In new book, Moshe Halbertal looks at sacrifice

Moshe HalbertalIn his newest book, On Sacrifice, Moshe Halbertal, Gruss Professor of Law, develops a theory of sacrifice as an offering and considers sacrifice’s complex religious, ethical, and political dimensions. In religion, Halbertal suggests, sacrifice can be torn between grateful expression and a means of exchange. And in moral and political terms, it can both enable self-transcendence and justify brutality.

At the beginning of the book, Halbertal enumerates three different but related meanings of the Hebrew word for sacrifice: a gift or offering to God; the act of giving up a vital interest for the greater good; and a more modern meaning that denotes both an offering and a crime victim, implying a relationship between sacrifice and violence.
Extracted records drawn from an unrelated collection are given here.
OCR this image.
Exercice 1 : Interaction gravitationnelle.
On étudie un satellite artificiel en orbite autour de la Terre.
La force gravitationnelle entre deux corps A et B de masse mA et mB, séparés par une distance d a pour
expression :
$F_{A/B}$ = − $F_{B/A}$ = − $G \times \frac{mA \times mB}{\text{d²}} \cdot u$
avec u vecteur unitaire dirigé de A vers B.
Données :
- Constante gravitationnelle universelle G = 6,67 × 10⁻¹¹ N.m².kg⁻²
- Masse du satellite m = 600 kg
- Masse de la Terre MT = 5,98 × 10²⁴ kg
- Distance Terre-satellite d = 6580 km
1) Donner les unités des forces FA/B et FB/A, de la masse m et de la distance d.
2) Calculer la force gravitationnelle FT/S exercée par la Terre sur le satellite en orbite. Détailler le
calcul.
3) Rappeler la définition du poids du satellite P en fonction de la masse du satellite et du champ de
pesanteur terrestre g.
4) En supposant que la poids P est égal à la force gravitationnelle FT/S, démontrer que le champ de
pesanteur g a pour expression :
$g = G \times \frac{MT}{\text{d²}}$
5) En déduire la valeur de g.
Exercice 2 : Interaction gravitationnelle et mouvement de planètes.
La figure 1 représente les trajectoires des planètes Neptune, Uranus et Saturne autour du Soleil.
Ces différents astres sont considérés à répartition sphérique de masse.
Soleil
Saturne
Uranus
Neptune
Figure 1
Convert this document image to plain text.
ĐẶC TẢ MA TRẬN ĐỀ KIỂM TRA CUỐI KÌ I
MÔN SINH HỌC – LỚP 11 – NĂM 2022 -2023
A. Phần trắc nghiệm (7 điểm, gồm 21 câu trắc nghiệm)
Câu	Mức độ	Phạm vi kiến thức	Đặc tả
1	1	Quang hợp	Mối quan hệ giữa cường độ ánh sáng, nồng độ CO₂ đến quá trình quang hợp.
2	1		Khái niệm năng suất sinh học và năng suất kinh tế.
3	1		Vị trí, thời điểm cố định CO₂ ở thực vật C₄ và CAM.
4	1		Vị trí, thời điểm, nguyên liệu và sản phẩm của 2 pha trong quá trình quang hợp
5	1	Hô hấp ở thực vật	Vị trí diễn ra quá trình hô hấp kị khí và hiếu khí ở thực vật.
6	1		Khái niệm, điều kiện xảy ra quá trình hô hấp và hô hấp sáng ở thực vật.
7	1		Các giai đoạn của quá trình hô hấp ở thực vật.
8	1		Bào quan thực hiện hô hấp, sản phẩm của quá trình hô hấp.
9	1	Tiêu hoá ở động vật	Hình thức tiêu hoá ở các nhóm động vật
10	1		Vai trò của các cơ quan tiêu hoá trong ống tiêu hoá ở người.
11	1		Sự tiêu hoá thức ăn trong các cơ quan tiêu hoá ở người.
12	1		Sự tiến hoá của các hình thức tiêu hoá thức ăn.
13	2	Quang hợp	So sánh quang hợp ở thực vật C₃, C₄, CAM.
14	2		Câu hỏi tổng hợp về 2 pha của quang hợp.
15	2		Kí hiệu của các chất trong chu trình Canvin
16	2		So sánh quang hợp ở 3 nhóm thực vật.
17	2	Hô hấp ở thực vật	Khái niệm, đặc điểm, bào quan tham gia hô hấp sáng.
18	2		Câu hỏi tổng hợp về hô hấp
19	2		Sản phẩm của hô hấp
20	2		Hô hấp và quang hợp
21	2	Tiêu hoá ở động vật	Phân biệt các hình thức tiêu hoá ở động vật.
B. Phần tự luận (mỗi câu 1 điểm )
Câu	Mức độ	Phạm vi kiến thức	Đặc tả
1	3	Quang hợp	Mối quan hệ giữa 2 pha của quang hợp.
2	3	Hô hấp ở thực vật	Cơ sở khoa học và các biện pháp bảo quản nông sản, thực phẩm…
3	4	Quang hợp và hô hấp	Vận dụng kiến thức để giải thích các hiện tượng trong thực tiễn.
The book is divided into two sections, “Sacrificing to” and “Sacrificing for.” Halbertal first explores the difference between a gift and an offering in order to clarify what the practice of sacrifice really means in terms of ritual and violence. He then examines the implications of self-sacrifice in the moral and political spheres. The two halves of the book, Halbertal writes, “touch on two very different fields of inquiry that can stand independent of one another. Yet in following the ways in which various languages have extended the use from one realm to another, we might discover some shared deep structures that encompass rich and diverse realms of human life.”

Halbertal originally presented parts of the book in NYU Law’s Colloquium in Legal, Political and Social Philosophy, led by Frank Henry Sommer Professor of Law Ronald Dworkin and University Professor Thomas Nagel.